Decisão põe Judiciário em rota de colisão com o Congresso Julgamento dura quatro meses e meio e confirma principais teses da acusação Petistas querem mobilização da militância contra resultado

O Estado de S.Paulo

18 de dezembro de 2012 | 02h06

Após sete anos de tramitação e quatro meses e meio de debates em 53 sessões, o Supremo Tribunal Federal concluiu ontem o julgamento do mensalão confirmando as principais teses da Procuradoria-Geral da República: dinheiro público desviado e empréstimos fraudulentos irrigaram um esquema de compra de votos na Câmara dos Deputados entre 2003 e 2005, durante o primeiro mandato do ex-presidente Luiz Inácio Lula da Silva.

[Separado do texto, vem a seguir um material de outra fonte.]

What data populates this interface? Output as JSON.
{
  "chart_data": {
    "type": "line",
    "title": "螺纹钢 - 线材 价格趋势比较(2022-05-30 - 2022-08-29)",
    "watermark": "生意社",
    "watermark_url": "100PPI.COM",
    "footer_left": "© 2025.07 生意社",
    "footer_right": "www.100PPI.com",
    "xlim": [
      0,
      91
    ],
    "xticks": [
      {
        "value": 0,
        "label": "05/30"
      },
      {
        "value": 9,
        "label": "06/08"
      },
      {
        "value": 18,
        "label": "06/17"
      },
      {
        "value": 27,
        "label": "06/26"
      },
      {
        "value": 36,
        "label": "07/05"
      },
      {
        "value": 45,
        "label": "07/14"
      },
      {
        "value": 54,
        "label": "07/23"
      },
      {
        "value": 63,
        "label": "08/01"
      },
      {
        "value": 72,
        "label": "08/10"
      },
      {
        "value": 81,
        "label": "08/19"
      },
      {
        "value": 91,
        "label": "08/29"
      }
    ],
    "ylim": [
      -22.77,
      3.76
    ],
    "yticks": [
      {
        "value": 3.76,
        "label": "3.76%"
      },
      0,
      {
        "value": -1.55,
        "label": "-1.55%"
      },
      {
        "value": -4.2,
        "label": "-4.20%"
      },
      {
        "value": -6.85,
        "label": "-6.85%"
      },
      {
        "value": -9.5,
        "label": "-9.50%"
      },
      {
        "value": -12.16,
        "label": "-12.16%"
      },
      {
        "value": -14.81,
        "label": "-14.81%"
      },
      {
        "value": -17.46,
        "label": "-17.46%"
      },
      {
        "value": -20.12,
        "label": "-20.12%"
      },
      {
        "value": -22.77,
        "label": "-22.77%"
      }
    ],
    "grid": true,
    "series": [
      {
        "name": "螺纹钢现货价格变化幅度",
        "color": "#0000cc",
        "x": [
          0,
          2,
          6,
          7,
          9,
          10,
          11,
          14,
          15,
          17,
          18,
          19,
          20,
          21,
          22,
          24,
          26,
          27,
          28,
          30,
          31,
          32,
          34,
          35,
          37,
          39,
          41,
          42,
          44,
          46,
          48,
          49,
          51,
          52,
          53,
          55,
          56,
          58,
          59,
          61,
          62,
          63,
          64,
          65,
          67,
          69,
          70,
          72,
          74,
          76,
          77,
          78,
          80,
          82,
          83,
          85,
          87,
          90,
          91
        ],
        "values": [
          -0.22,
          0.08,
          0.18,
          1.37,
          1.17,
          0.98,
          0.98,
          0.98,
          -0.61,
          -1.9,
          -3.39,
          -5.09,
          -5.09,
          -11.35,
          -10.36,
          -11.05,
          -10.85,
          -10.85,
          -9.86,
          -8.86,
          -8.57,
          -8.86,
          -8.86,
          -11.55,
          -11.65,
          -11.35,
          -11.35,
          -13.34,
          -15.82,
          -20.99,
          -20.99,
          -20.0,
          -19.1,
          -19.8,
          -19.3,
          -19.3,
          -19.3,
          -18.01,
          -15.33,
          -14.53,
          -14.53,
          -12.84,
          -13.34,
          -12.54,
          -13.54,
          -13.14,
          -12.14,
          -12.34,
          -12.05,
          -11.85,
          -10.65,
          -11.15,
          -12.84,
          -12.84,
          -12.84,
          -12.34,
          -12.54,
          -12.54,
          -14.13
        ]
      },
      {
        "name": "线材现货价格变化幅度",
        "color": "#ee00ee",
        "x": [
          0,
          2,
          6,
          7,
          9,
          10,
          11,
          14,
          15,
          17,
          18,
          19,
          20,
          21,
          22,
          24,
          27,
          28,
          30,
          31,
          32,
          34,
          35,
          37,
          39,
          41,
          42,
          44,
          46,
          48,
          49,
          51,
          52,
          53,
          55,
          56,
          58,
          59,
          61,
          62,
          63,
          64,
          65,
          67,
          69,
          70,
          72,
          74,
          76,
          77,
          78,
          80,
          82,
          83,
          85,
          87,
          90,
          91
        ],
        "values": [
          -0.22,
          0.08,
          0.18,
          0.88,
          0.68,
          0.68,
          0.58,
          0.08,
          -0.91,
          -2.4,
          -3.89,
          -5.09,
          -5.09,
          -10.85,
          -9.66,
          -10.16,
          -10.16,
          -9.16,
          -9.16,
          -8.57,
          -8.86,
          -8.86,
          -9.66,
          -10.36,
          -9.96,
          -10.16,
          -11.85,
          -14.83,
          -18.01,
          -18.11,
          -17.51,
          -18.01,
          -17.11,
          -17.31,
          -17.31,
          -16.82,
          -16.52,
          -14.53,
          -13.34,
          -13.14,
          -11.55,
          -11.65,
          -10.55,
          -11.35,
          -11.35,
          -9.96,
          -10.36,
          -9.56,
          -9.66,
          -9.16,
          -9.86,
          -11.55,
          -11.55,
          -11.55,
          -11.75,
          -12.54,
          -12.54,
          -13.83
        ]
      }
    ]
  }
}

Dos 40 réus denunciados originalmente, um morreu antes de ser julgado, outro prestou serviço comunitário e teve a pena extinta, um viu seu caso ser remetido para a primeira instância judicial, 12 foram absolvidos e 25, condenados.

O julgamento que condenou o ex-ministro da Casa Civil José Dirceu, o ex-presidente do PT José Genoino, o ex-tesoureiro do partido Delúbio Soares, o delator do esquema, Roberto Jefferson, e o "operador" Marcos Valério Fernandes de Souza foi marcado por duros embates em plenário.

O relator Joaquim Barbosa, que veio a se tornar presidente do STF durante a análise da ação, protagonizou quase todos eles, tendo como principal contraponto as intervenções do revisor Ricardo Lewandowski. Seus votos por condenações, porém, foram seguidos pela maioria dos colegas.

Ontem, na sessão conclusiva que discutiu os mandatos dos deputados condenados, o roteiro não foi diferente.